Lord Hanningfield: My Lords, I am very disappointed in the Minister's reply. It shows how out of touch he is with local government since he came to the Government Front Bench. Local government has changed a lot in the last two or three years, due to the policies of this Government. We have comprehensive performance assessment. I am a leader of a local authority as well as a Member of your Lordships' House. I see an auditor who looks after Essex County Council and all the district authorities in the county and meets with them about once a month. This is something new. We discuss the finances and the problems of that authority with the Audit Commission, so a report goes straight back all the time. Therefore, all the authorities in the land have a regular assessment of what they are doing, almost monthly. That is very new and operates in such a way as to make one feel that one is having an exam every month by the Audit Commission, which I do not feel is necessarily the right way to run local government.
This is the part of the Bill that local authorities dislike the most.

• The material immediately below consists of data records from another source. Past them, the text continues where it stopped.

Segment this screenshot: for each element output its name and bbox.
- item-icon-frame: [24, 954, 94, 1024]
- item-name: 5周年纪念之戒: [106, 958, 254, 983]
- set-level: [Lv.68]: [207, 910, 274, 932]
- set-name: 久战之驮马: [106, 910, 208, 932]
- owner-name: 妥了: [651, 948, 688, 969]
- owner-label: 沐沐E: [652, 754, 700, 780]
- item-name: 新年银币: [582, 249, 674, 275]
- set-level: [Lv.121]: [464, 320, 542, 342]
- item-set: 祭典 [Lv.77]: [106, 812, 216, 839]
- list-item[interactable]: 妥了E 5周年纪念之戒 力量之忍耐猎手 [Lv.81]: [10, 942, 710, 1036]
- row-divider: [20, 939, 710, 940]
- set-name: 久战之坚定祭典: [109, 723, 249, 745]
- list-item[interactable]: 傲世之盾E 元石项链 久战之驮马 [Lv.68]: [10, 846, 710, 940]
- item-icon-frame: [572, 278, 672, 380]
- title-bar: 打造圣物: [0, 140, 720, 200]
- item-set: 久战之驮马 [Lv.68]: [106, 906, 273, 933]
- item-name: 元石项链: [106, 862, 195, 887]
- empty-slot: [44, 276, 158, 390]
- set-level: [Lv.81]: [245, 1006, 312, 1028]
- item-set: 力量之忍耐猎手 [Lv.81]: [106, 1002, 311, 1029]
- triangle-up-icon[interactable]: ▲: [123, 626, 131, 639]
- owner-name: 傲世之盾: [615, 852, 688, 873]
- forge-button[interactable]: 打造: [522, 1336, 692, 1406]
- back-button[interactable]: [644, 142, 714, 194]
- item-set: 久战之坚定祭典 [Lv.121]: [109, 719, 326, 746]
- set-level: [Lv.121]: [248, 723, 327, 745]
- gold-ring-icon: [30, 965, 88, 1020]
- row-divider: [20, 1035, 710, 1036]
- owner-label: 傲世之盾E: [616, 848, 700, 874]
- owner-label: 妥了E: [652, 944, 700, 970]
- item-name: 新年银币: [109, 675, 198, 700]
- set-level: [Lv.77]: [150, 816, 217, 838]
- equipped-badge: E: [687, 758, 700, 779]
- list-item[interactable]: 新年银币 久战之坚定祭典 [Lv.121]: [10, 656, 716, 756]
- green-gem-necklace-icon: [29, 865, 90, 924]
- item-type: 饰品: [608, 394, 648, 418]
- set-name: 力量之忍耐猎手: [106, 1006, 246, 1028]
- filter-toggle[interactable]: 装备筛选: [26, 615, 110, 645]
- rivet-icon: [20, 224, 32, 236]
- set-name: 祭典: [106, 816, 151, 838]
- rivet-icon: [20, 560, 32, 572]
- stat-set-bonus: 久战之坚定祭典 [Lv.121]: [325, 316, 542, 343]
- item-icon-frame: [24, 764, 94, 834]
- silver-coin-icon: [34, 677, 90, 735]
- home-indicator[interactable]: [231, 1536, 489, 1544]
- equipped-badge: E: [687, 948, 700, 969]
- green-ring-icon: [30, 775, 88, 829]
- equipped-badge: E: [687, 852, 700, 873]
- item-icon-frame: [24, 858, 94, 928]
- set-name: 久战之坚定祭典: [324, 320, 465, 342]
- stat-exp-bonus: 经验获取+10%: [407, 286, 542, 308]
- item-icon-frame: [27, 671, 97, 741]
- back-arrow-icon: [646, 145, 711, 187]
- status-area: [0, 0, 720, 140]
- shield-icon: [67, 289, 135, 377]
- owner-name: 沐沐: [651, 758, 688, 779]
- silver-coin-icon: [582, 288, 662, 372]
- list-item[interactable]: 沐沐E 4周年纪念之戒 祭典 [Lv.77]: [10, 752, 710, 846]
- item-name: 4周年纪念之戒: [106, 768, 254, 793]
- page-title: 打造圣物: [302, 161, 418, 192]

Local authorities are increasingly being told by the national government how they should spend their money and what they should do. That has inevitable consequences for council tax. The noble Lord, Lord Rooker, argued in his first response about higher taxes, but this clause means higher taxes. Once we start off with one or two authorities, all authorities will be affected. Authorities are told how much they have to give schools and how much they have to have in their reserves, and the consequences are higher council taxes. Judgments about council taxes are much better left to the local authority. Decisions on levels of reserves are better left to the local authorities and their professional advisers, as the noble Baroness, Lady Hamwee, said.
The Minister's reply was disappointing. It shows that he does not really understand the unhappiness that local government feels about this part of the Billwhich is supposedly about freedoms and flexibilitiesor the effect that CPA has had on the monitoring of local authorities, or how different the situation is now.
The amendment that we have tabled would at least limit the scope, and one hopes that it would be less than 6 per cent. The scope that the Government wish to take in the Bill is very dangerous. The amendment would limit the possibility of damage. I wish to test the opinion of the House on the amendment.
Resolved in the affirmative, and amendment agreed to accordingly.